Incident Report for Svix

Postmortem

We are still investigating, but here is our more complete update regarding this incident:

https://www.svix.com/blog/we-had-a-partial-outage/

Posted Mar 12, 2023 - 21:37 UTC

Resolved

The issue has been resolved, though we are still trying to locate the root cause.
There were no deploys today (Saturday), so it's not due to any change on our end, and the activity doesn't look unusual.

For whatever reason our API workers went from ~10% utilization (normal) to 100% in a short span of time. We are investigating with AWS.
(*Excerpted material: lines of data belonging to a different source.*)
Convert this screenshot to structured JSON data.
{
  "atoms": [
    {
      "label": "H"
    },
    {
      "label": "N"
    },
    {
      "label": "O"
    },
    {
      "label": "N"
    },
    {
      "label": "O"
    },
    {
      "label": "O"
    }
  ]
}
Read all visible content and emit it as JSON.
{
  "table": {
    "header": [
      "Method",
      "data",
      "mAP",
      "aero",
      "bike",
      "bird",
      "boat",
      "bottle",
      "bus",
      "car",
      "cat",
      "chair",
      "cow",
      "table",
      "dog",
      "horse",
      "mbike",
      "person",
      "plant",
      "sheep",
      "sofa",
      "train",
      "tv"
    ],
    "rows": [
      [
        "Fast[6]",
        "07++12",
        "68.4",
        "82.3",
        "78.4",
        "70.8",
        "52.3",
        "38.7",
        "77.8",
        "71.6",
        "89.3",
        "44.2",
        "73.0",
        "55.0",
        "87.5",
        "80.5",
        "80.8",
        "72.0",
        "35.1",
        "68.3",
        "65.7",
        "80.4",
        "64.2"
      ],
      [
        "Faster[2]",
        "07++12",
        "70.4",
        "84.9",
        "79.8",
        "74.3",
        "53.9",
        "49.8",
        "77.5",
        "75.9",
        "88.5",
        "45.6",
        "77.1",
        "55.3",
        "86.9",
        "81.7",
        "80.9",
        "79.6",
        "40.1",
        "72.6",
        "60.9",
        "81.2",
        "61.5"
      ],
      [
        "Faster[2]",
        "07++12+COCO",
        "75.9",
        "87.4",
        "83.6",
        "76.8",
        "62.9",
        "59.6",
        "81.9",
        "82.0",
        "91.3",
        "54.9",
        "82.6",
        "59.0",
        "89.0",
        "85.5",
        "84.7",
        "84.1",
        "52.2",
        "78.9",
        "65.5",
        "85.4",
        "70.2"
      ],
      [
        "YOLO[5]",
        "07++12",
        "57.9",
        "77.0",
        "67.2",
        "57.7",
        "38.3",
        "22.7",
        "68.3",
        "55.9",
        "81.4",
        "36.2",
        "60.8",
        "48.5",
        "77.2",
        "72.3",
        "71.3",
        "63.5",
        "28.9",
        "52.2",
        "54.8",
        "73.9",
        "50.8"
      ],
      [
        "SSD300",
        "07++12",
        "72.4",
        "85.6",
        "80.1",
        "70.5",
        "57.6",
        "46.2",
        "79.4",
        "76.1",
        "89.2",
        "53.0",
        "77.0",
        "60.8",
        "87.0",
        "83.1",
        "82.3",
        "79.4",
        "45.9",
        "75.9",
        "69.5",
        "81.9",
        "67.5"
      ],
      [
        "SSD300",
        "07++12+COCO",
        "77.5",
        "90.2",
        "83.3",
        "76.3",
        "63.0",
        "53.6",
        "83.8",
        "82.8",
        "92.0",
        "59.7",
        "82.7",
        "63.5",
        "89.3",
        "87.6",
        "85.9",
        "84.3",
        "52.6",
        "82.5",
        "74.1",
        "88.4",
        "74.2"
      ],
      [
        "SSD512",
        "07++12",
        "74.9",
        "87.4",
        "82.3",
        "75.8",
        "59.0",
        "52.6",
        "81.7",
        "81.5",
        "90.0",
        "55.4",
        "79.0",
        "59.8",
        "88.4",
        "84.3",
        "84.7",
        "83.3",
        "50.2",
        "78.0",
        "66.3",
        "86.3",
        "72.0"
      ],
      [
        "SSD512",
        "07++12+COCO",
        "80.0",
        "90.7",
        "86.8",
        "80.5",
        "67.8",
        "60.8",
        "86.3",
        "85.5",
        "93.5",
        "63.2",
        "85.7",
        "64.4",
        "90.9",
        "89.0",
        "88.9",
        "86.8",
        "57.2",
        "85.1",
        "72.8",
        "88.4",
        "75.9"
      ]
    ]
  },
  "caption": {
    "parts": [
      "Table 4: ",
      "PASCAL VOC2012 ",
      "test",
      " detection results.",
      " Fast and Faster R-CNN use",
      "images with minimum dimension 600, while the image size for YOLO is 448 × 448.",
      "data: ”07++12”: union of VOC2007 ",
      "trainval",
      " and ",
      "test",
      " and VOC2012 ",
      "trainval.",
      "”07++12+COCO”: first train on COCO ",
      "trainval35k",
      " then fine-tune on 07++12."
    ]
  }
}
Update: after investigating with AWS for a few hours, neither they nor us are able to understand the reason for the memory usage jump though their and our metrics don't indicate any change in load, underlying systems, or anything like that. They've indicated that OOM can happen even if there hasn't been any indication to that in the AWS metrics.

We are still investigating.

Posted Mar 11, 2023 - 21:23 UTC

Monitoring

The service is back up. We are still monitoring, but everything is operational.

Posted Mar 11, 2023 - 20:42 UTC

Update

We are still investigating, but we put mitigating changes in place.

Posted Mar 11, 2023 - 20:35 UTC

Update

Still investigating.

Posted Mar 11, 2023 - 20:27 UTC

Investigating

We are currently investigating this issue.

Posted Mar 11, 2023 - 19:38 UTC

This incident affected: API.